South Africa after Mandela is in a “a steady decline” and a “slow erosion,” as “wealth is being redistributed to ruling-party cronies,” Pollak said, before noting that the crime problem Mandela had difficulty controlling has been exacerbated. Pollak spoke about the murder of his South African friend, who had lifted up her impoverished neighborhood when she became an entrepreneur and started a bed and breakfast.

Pollak also said that when he was working in South Africa after graduating from college in the United States, he saw what “social justice” meant in practice.  He said that seeing Mbeki’s government in action was “a big part of his political development” and a “real wake-up call.”

He said South Africa is a “reminder to our country that the founding documents of our nation are only as good as we are in defending them.” Pollak said that reality also came home to him in South Africa as he saw a ruling party tempted to go against all of the checks and protections put on the government in what Pollak said was becoming a system he described as a “one-party hegemony.” 

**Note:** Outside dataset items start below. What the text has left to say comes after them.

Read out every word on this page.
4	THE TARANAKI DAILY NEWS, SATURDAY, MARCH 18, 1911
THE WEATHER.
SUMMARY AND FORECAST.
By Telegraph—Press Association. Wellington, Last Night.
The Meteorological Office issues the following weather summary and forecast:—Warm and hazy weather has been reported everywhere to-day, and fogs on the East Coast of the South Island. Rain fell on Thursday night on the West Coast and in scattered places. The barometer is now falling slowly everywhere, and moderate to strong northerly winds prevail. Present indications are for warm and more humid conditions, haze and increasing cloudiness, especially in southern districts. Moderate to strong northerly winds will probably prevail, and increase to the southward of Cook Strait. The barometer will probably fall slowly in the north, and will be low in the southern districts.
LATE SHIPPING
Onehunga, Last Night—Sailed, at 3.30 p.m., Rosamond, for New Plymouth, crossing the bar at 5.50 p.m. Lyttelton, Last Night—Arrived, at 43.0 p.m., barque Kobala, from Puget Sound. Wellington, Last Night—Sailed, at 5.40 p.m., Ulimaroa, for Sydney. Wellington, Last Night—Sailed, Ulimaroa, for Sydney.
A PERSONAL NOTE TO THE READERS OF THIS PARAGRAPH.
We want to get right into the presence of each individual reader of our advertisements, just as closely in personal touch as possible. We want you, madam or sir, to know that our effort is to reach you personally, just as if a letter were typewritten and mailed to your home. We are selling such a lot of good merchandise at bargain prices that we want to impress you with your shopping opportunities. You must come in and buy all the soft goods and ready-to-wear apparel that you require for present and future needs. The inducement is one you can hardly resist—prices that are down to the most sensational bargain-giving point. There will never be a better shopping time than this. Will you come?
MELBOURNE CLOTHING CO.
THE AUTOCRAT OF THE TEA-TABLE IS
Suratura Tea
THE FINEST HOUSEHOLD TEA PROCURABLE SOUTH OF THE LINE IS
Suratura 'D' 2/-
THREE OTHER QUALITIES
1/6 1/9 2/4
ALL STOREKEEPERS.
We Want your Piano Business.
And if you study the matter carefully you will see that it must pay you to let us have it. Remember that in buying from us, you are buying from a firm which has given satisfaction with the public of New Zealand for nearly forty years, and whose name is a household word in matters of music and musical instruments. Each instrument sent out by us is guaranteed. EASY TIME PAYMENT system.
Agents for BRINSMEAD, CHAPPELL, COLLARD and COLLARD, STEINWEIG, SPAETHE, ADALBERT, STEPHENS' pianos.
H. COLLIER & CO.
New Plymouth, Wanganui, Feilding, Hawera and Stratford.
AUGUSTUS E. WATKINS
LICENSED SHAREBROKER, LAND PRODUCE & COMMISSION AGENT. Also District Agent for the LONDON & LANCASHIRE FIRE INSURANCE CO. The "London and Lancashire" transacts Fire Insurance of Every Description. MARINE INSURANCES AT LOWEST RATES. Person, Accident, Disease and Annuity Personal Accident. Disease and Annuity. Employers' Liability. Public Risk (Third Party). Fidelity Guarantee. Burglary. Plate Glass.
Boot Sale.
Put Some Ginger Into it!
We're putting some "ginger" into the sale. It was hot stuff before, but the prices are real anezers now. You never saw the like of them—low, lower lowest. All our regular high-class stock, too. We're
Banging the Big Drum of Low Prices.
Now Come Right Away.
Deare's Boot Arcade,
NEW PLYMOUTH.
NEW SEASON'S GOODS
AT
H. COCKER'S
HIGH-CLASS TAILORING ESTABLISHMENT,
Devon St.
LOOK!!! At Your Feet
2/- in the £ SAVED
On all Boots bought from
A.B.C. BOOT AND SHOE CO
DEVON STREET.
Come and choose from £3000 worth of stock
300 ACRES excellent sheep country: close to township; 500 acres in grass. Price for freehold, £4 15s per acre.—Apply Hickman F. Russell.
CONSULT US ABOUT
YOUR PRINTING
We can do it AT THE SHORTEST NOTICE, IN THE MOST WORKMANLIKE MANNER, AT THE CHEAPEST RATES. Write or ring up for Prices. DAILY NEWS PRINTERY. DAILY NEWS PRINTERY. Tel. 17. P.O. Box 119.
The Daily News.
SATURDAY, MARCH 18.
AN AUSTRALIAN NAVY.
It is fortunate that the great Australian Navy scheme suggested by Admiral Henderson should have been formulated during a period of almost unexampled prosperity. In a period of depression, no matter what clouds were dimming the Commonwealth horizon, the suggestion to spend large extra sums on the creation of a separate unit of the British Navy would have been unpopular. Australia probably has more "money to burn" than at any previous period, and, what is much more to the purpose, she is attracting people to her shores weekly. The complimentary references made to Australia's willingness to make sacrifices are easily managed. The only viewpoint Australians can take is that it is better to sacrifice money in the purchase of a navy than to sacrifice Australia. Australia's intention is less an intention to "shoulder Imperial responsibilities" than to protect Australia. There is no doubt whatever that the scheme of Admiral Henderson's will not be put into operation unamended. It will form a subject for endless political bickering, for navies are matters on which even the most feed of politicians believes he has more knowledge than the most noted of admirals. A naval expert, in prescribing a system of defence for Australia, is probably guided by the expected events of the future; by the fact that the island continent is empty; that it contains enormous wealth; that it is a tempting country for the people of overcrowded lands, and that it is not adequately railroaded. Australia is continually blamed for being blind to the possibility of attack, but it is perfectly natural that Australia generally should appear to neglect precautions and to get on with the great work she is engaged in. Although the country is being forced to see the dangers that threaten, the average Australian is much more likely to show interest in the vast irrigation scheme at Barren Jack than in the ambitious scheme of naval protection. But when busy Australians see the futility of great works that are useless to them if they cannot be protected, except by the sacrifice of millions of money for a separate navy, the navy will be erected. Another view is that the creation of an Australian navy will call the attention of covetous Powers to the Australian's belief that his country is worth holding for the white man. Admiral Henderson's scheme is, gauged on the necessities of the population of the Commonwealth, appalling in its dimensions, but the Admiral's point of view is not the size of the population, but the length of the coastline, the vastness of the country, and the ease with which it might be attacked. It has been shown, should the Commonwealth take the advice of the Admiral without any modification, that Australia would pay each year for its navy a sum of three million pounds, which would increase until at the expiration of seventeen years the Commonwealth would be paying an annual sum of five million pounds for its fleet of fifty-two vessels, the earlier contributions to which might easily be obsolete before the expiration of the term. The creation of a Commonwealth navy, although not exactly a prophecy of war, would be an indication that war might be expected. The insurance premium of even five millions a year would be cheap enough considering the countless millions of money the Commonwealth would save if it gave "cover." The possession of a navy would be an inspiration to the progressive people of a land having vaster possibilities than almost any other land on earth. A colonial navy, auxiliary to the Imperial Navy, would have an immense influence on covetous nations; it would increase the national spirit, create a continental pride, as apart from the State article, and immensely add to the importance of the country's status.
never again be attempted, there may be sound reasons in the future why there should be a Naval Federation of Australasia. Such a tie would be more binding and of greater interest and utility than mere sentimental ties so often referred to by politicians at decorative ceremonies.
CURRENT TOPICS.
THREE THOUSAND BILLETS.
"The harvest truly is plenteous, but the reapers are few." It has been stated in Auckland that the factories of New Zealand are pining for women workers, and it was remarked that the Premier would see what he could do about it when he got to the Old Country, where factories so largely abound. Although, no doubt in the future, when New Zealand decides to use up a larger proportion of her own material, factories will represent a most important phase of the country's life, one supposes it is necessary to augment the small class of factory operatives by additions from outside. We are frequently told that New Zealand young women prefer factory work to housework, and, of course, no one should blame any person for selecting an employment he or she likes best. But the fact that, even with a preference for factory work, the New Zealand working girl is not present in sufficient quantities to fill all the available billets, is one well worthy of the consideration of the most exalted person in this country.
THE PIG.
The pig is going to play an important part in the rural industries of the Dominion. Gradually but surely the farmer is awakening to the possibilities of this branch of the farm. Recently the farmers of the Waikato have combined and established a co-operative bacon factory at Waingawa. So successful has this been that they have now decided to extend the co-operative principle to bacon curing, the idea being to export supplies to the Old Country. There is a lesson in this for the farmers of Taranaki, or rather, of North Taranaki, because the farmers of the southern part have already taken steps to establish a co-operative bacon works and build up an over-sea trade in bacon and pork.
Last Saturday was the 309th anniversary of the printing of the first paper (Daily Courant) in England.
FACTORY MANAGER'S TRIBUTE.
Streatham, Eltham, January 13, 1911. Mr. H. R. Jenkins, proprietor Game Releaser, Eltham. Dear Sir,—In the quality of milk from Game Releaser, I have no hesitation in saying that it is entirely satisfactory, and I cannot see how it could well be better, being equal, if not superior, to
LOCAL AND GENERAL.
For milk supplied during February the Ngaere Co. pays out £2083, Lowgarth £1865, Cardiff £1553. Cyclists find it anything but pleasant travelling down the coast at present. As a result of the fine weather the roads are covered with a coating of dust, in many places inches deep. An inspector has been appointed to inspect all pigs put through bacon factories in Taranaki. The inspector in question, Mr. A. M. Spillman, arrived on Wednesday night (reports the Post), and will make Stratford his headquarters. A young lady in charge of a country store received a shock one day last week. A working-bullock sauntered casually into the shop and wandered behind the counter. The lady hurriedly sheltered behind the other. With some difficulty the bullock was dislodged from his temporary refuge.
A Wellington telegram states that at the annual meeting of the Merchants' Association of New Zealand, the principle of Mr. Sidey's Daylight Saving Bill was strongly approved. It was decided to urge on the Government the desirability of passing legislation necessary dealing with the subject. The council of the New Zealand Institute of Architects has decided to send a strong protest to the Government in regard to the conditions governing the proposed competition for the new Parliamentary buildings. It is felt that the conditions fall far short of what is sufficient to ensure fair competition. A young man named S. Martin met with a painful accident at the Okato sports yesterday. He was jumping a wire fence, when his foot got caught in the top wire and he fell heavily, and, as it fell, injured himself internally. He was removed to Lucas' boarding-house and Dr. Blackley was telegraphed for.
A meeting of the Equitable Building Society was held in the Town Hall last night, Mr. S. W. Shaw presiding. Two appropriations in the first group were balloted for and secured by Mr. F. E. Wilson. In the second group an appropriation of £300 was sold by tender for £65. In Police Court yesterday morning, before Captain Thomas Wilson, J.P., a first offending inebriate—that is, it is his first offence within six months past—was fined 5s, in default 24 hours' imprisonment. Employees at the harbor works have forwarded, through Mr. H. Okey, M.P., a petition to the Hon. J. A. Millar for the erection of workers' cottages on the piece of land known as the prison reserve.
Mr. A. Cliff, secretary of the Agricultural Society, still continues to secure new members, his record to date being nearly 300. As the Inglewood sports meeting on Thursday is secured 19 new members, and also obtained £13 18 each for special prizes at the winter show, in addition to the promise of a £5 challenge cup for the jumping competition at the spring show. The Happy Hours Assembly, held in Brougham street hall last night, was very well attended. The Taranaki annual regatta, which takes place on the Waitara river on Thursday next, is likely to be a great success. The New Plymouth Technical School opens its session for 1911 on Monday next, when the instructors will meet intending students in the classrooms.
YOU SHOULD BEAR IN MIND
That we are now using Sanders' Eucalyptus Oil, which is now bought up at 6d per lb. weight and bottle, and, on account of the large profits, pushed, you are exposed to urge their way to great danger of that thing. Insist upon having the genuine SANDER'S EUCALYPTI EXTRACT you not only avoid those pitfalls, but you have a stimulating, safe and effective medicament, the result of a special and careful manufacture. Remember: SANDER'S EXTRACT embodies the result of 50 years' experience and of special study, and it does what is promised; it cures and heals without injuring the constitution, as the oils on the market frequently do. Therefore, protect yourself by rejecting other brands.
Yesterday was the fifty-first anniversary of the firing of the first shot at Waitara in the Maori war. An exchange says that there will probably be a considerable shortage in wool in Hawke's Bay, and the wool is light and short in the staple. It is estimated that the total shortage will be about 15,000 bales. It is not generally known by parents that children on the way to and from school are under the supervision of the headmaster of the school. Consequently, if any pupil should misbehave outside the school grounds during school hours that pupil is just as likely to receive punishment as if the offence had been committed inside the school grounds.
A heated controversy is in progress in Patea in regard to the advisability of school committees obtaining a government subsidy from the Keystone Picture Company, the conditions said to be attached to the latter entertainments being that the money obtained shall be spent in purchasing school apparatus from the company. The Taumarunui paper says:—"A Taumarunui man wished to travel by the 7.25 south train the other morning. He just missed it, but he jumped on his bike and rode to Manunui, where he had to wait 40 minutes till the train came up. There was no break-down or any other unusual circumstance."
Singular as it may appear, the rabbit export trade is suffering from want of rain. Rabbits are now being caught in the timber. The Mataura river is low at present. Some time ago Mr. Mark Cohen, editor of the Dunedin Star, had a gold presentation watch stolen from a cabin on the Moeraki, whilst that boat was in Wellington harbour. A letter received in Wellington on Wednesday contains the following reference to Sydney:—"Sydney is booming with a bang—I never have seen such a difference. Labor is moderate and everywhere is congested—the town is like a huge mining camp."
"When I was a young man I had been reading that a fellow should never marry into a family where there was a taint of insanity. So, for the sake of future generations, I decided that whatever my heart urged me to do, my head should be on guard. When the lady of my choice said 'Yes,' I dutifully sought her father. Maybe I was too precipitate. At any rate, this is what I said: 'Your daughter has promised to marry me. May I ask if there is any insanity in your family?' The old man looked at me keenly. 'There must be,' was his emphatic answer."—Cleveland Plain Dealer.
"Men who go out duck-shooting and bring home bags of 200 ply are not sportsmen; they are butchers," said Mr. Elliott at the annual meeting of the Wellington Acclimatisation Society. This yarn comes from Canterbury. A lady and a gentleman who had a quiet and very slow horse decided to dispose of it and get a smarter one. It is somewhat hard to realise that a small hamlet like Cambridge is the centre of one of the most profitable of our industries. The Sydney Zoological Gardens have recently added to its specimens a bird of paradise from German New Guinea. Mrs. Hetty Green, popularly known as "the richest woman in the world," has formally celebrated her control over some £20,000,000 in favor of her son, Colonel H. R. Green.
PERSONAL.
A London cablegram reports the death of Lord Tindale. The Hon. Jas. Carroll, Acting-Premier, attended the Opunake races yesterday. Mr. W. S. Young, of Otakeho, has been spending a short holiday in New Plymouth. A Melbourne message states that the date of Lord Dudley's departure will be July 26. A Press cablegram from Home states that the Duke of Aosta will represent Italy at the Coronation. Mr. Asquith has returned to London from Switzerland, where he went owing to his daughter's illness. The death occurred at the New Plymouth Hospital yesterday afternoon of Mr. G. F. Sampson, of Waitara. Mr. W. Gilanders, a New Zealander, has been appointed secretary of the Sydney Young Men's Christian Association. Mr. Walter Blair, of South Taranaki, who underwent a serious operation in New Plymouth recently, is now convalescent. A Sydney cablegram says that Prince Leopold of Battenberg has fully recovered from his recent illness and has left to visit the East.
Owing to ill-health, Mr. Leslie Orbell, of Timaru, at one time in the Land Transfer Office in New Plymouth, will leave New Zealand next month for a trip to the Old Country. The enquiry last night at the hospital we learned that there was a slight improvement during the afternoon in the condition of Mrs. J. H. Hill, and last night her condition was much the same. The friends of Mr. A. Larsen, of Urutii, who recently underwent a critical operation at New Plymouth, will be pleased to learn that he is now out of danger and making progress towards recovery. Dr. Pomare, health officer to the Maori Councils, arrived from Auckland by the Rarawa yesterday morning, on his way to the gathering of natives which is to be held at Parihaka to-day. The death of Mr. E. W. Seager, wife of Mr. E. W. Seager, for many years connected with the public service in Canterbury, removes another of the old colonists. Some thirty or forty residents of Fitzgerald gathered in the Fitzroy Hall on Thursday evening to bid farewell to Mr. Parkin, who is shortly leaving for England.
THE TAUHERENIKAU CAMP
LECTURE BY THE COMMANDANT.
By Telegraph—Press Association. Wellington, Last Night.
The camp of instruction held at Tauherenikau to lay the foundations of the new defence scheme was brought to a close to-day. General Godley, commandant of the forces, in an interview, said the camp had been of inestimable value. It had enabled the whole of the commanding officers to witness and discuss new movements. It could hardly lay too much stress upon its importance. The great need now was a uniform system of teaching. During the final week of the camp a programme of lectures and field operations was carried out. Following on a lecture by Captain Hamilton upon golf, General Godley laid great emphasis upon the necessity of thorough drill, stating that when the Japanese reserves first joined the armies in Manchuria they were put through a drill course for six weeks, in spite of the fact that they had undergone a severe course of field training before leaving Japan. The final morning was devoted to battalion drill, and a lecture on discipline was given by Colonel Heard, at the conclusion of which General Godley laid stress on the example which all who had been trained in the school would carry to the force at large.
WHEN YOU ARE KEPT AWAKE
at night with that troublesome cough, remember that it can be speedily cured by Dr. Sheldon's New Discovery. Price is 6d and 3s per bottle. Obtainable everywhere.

Pollak said that “freedoms are eroding” in South Africa, “and they will erode here if we are not careful.”

He mentioned that Mandela knew that “liberty is not a moment” and “wanted the country to mature and grow.” Though the county has unfortunately veered in a more statist direction since Mandela stepped down, Pollak said Mandela ultimately stood for “for what South Africa could have been and yet still may be.”